The Strange Case of Google Docs and the Counting of Words

I found out recently that not all text processing applications count words in the same way, and it's sort of freaked me out.

In the past, I’ve always done my writing in Microsoft Word. This goes all the way back to Word 6.0 on my Mac LC when I was at University thirty years ago. I pay for Microsoft 365, which not only includes Office (and so Word) but also comes with 1TB of cloud storage, which I think isn’t a bad deal. I have the family edition, shared with my wife, two kids, my parents and my wife’s parents. For less than £100 a year. Really not a bad deal at all.

But I’ve been writing A Healing Love mostly in Google Docs rather than Word. I have my reasons and I won’t go into them here, but it’s something I’ve essentially been “forced” to do.

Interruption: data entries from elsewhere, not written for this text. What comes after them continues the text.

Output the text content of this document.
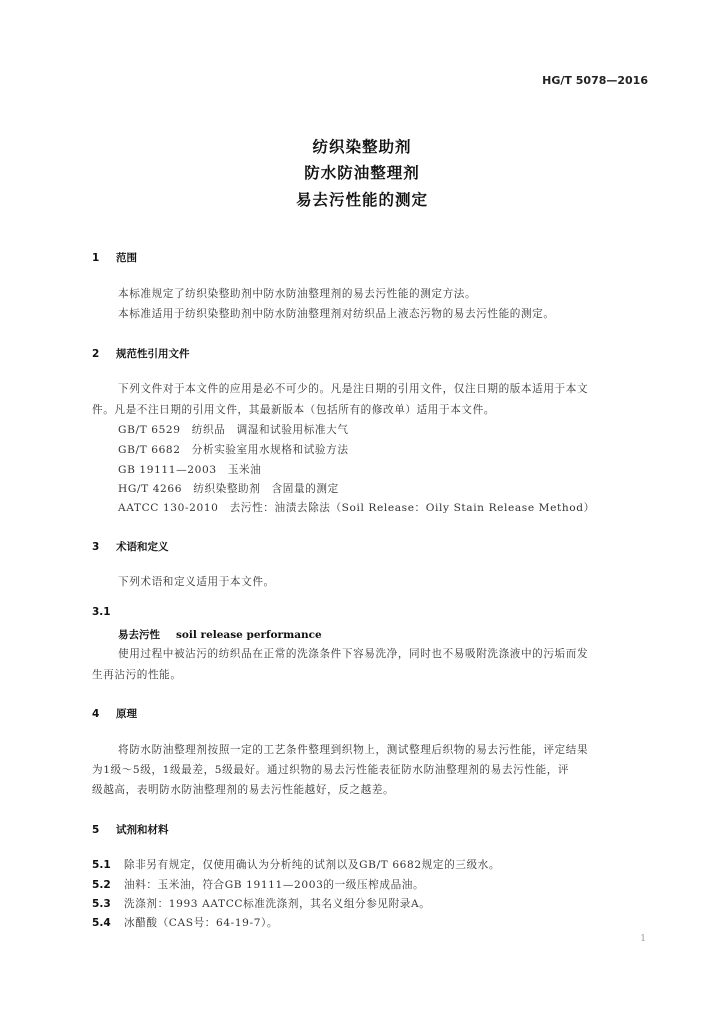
HG/T 5078—2016
纺织染整助剂
防水防油整理剂
易去污性能的测定
1 范围
本标准规定了纺织染整助剂中防水防油整理剂的易去污性能的测定方法。
本标准适用于纺织染整助剂中防水防油整理剂对纺织品上液态污物的易去污性能的测定。
2 规范性引用文件
下列文件对于本文件的应用是必不可少的。凡是注日期的引用文件，仅注日期的版本适用于本文
件。凡是不注日期的引用文件，其最新版本（包括所有的修改单）适用于本文件。
GB/T 6529　纺织品　调湿和试验用标准大气
GB/T 6682　分析实验室用水规格和试验方法
GB 19111—2003　玉米油
HG/T 4266　纺织染整助剂　含固量的测定
AATCC 130-2010　去污性：油渍去除法（Soil Release：Oily Stain Release Method）
3 术语和定义
下列术语和定义适用于本文件。
3.1
易去污性 soil release performance
使用过程中被沾污的纺织品在正常的洗涤条件下容易洗净，同时也不易吸附洗涤液中的污垢而发
生再沾污的性能。
4 原理
将防水防油整理剂按照一定的工艺条件整理到织物上，测试整理后织物的易去污性能，评定结果
为1级～5级，1级最差，5级最好。通过织物的易去污性能表征防水防油整理剂的易去污性能，评
级越高，表明防水防油整理剂的易去污性能越好，反之越差。
5 试剂和材料
5.1 除非另有规定，仅使用确认为分析纯的试剂以及GB/T 6682规定的三级水。
5.2 油料：玉米油，符合GB 19111—2003的一级压榨成品油。
5.3 洗涤剂：1993 AATCC标准洗涤剂，其名义组分参见附录A。
5.4 冰醋酸（CAS号：64-19-7）。
1
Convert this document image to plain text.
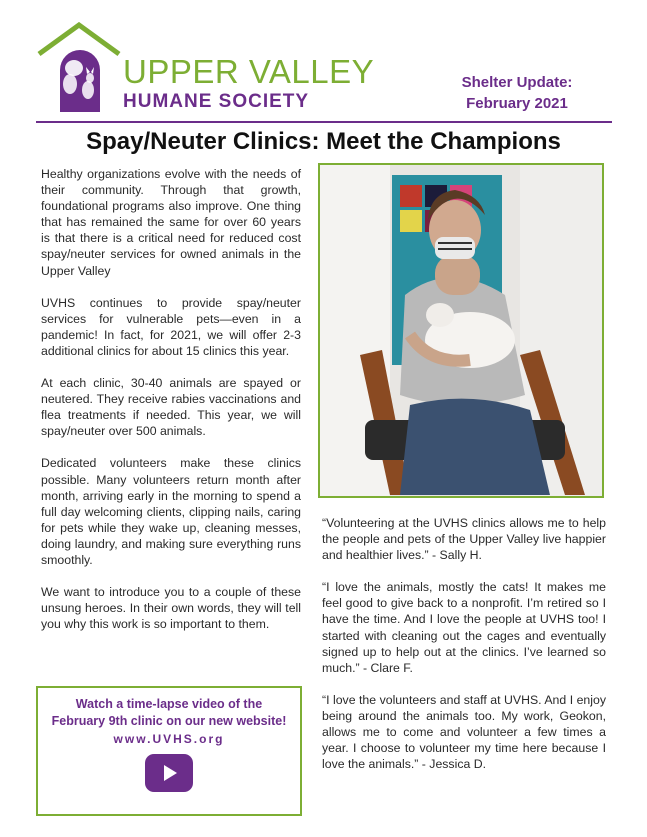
UPPER VALLEY
HUMANE SOCIETY
Shelter Update:
February 2021
Spay/Neuter Clinics: Meet the Champions

Healthy organizations evolve with the needs of their community. Through that growth, foundational programs also improve. One thing that has remained the same for over 60 years is that there is a critical need for reduced cost spay/neuter services for owned animals in the Upper Valley

UVHS continues to provide spay/neuter services for vulnerable pets—even in a pandemic! In fact, for 2021, we will offer 2-3 additional clinics for about 15 clinics this year.

At each clinic, 30-40 animals are spayed or neutered. They receive rabies vaccinations and flea treatments if needed. This year, we will spay/neuter over 500 animals.

Dedicated volunteers make these clinics possible. Many volunteers return month after month, arriving early in the morning to spend a full day welcoming clients, clipping nails, caring for pets while they wake up, cleaning messes, doing laundry, and making sure everything runs smoothly.

We want to introduce you to a couple of these unsung heroes. In their own words, they will tell you why this work is so important to them.

Watch a time-lapse video of the
February 9th clinic on our new website!
www.UVHS.org

“Volunteering at the UVHS clinics allows me to help the people and pets of the Upper Valley live happier and healthier lives.” - Sally H.

“I love the animals, mostly the cats! It makes me feel good to give back to a nonprofit. I’m retired so I have the time. And I love the people at UVHS too! I started with cleaning out the cages and eventually signed up to help out at the clinics. I’ve learned so much.” - Clare F.

“I love the volunteers and staff at UVHS. And I enjoy being around the animals too. My work, Geokon, allows me to come and volunteer a few times a year. I choose to volunteer my time here because I love the animals.” - Jessica D.
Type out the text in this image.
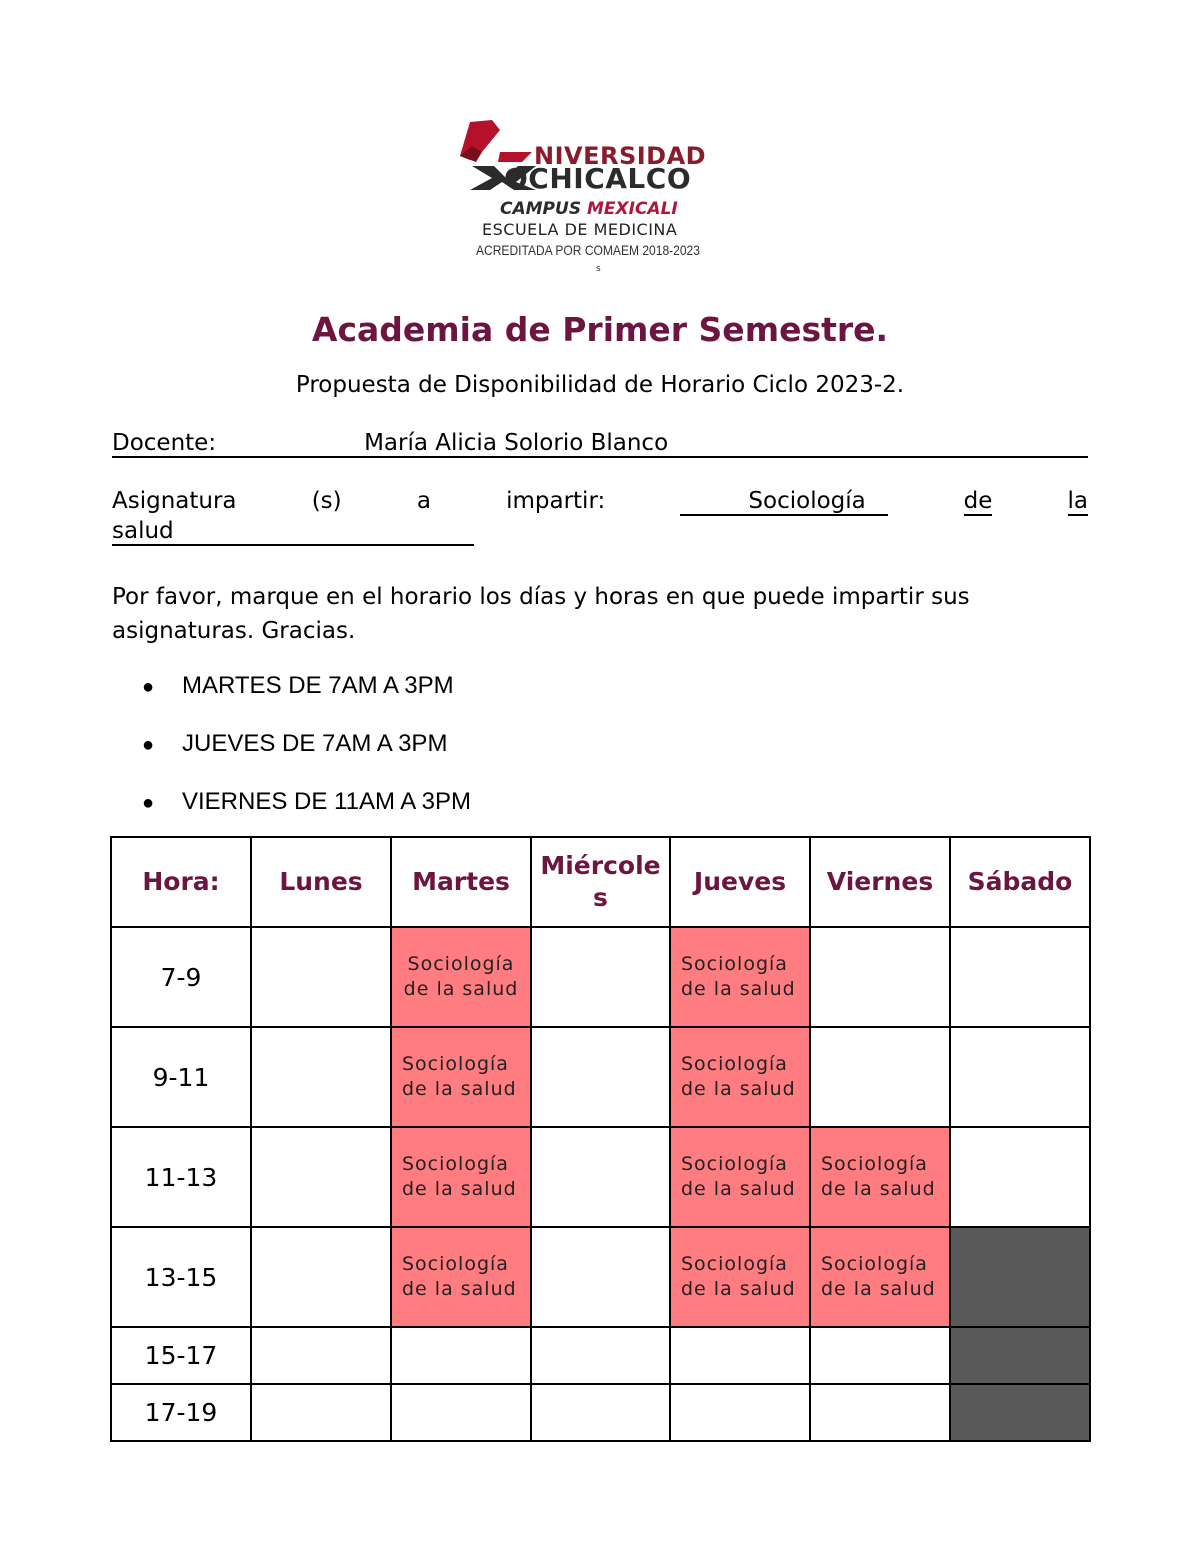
NIVERSIDAD
OCHICALCO
CAMPUS MEXICALI
ESCUELA DE MEDICINA
ACREDITADA POR COMAEM 2018-2023
s
Academia de Primer Semestre.
Propuesta de Disponibilidad de Horario Ciclo 2023-2.
Docente:	María Alicia Solorio Blanco
Asignatura	(s)	a	impartir:	Sociología	de	la
salud
Por favor, marque en el horario los días y horas en que puede impartir sus asignaturas. Gracias.
●	MARTES DE 7AM A 3PM
●	JUEVES DE 7AM A 3PM
●	VIERNES DE 11AM A 3PM
Hora:	Lunes	Martes	Miércoles	Jueves	Viernes	Sábado
7-9		Sociología de la salud		Sociología de la salud		
9-11		Sociología de la salud		Sociología de la salud		
11-13		Sociología de la salud		Sociología de la salud	Sociología de la salud	
13-15		Sociología de la salud		Sociología de la salud	Sociología de la salud	
15-17						
17-19						
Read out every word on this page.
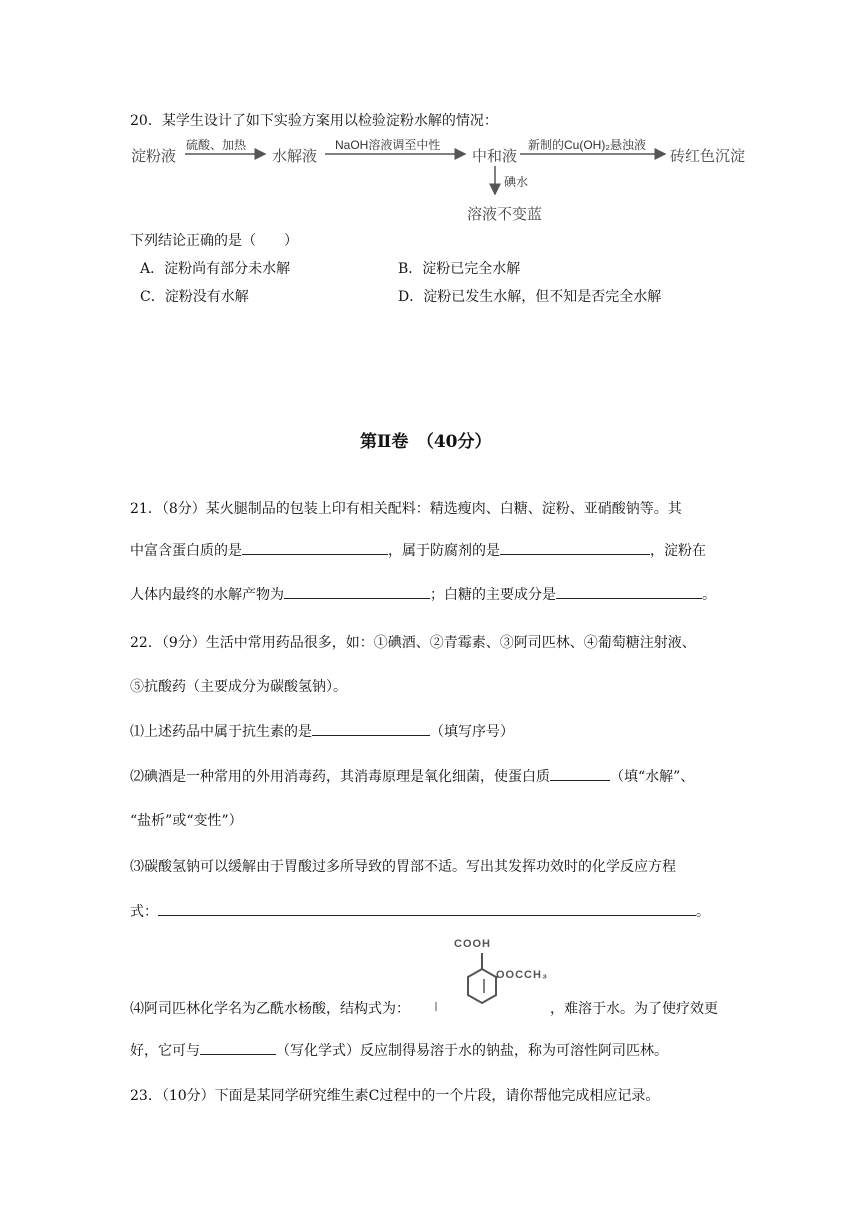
20．某学生设计了如下实验方案用以检验淀粉水解的情况：
淀粉液
硫酸、加热
水解液
NaOH溶液调至中性
中和液
新制的Cu(OH)₂悬浊液
砖红色沉淀
碘水
溶液不变蓝
下列结论正确的是（　　）
A．淀粉尚有部分未水解	B．淀粉已完全水解
C．淀粉没有水解	D．淀粉已发生水解，但不知是否完全水解
第Ⅱ卷　（40分）
21．（8分）某火腿制品的包装上印有相关配料：精选瘦肉、白糖、淀粉、亚硝酸钠等。其
中富含蛋白质的是	，属于防腐剂的是	，淀粉在
人体内最终的水解产物为	；白糖的主要成分是	。
22．（9分）生活中常用药品很多，如：①碘酒、②青霉素、③阿司匹林、④葡萄糖注射液、
⑤抗酸药（主要成分为碳酸氢钠）。
⑴上述药品中属于抗生素的是	（填写序号）
⑵碘酒是一种常用的外用消毒药，其消毒原理是氧化细菌，使蛋白质	（填“水解”、
“盐析”或“变性”）
⑶碳酸氢钠可以缓解由于胃酸过多所导致的胃部不适。写出其发挥功效时的化学反应方程
式：	。
COOH
OOCCH₃
⑷阿司匹林化学名为乙酰水杨酸，结构式为：	，难溶于水。为了使疗效更
好，它可与	（写化学式）反应制得易溶于水的钠盐，称为可溶性阿司匹林。
23．（10分）下面是某同学研究维生素C过程中的一个片段，请你帮他完成相应记录。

I don’t particularly like Docs. It doesn’t come anywhere close to the desktop version of Word in terms of features and it’s “save after every keystroke” advantage is negated by the desktop version of Word if your file is saved in your OneDrive.

But I found out something else recently that’s put me off Docs even more.

It counts words in a document differently to Word.

Seriously. You’d think that counting words would be easy—you just count the words. But apparently not. Word and Docs use different methods and treat different things as “words” so you end up with different word counts. Sometimes wildly different.

Now, for me, that’s not really that big of a deal. But it is annoying. I have a spreadsheet with the word count of each chapter of everything I’ve written in it, and I’ve been keeping track of the word count of A Healing Love with Docs—but all my other work I did counts for in Word, so that means my comparison with other books is inaccurate. I’ve had to go back and redo the count for each chapter in Word.

Annoying, but nothing more.

But if you’re, for example, a student with a strict word count for an assignment, or a journalist/columnist writing to a word count or entering a fiction writing contest with a word count—yeah, it would be annoying to think you’re just on the limit having written in one only to find the other says your over and your submission gets thrown out.

There are some very good explanations of the different methods used bny Docs and Word for counting words. They are fascinating. But you’d think that in 2024, with all the things that corporations could use to set their products apart from the others, they’d at least agree on a method for counting words so that any confusion is avoided.